Music education researchers have furthered their field with carefully considered research questions and techniques, and the scholarship has changed dramatically over the course of the last seventy years. Novel literature is emerging that complicates and nuances some of the earliest understandings of music education from musicology and the dominant culture. Meanwhile, music teaching and learning continue to be reimagined in classrooms, as educators engage in applied work.
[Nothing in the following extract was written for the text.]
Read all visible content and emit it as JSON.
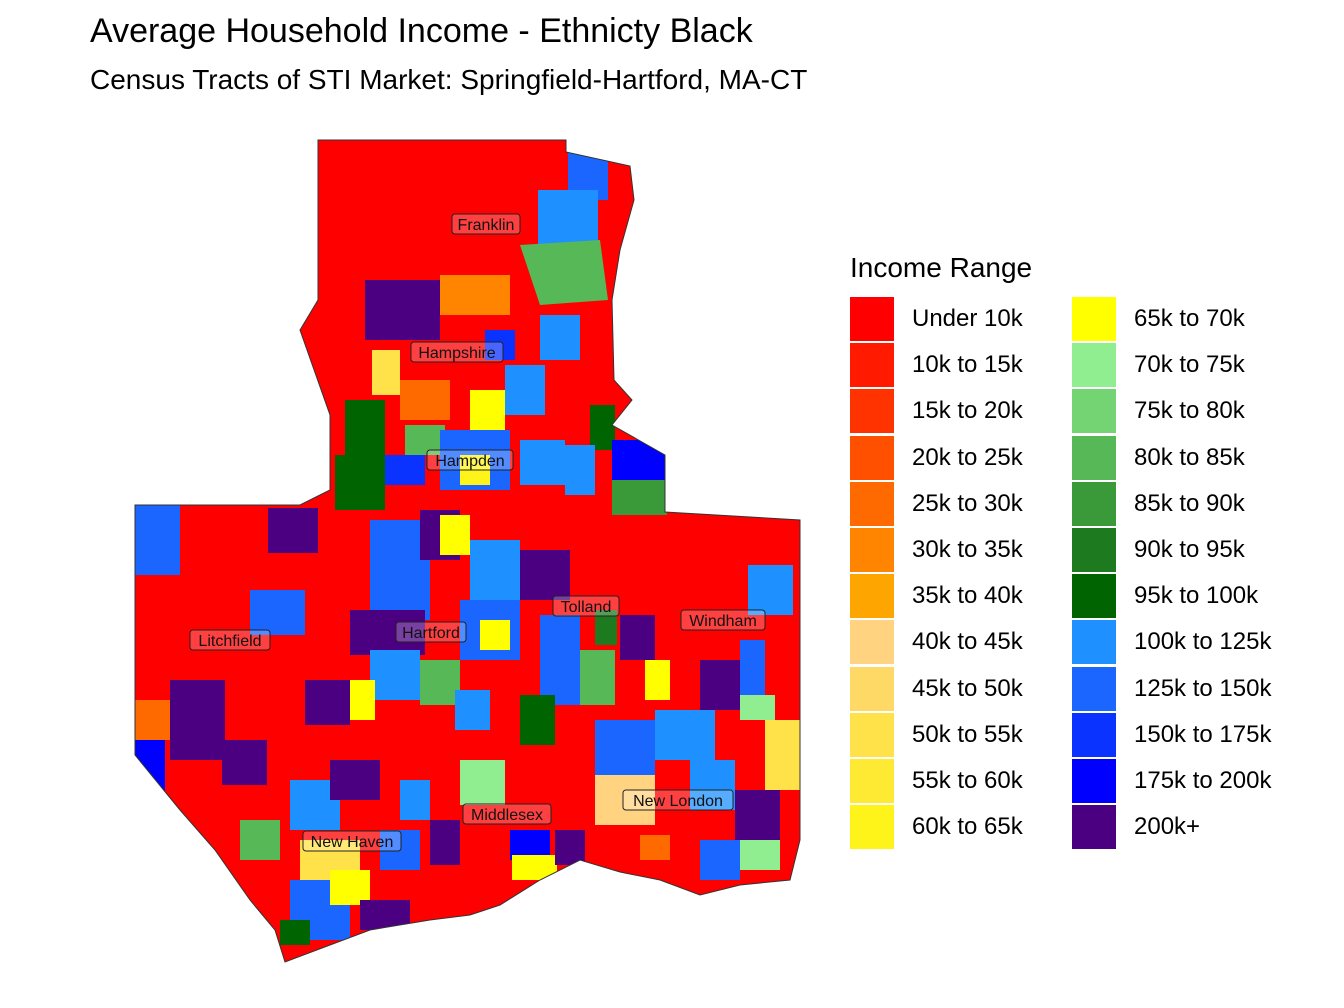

As twentieth- and twenty-first-century critiques of assimilative practices and the hidden curriculum have called into question the role of education in society, and as technological innovations have shifted a focus from factual knowledge to creative and collaborative capacities, music education seems well positioned to lead the way toward a student-centered and holistic future for schooling. And as traditional models of general music, bands, choirs, and orchestras remain in schools, educators continue to teach musicianship and musicality while also incorporating more expansive and ambitious aims—fostering creativity, collaboration, artistry, passion, empathy, leadership, self-discovery, and activism. Pedagogies and canons are being revisited to ensure that they serve the students and communities with whom educators work. In this context, fostering community connections remains imperative, so that the music-making that takes place in schools does not remain an insular phenomenon but is grounded by and connected to students, families, communities, and a collective vision of what music education can and should be.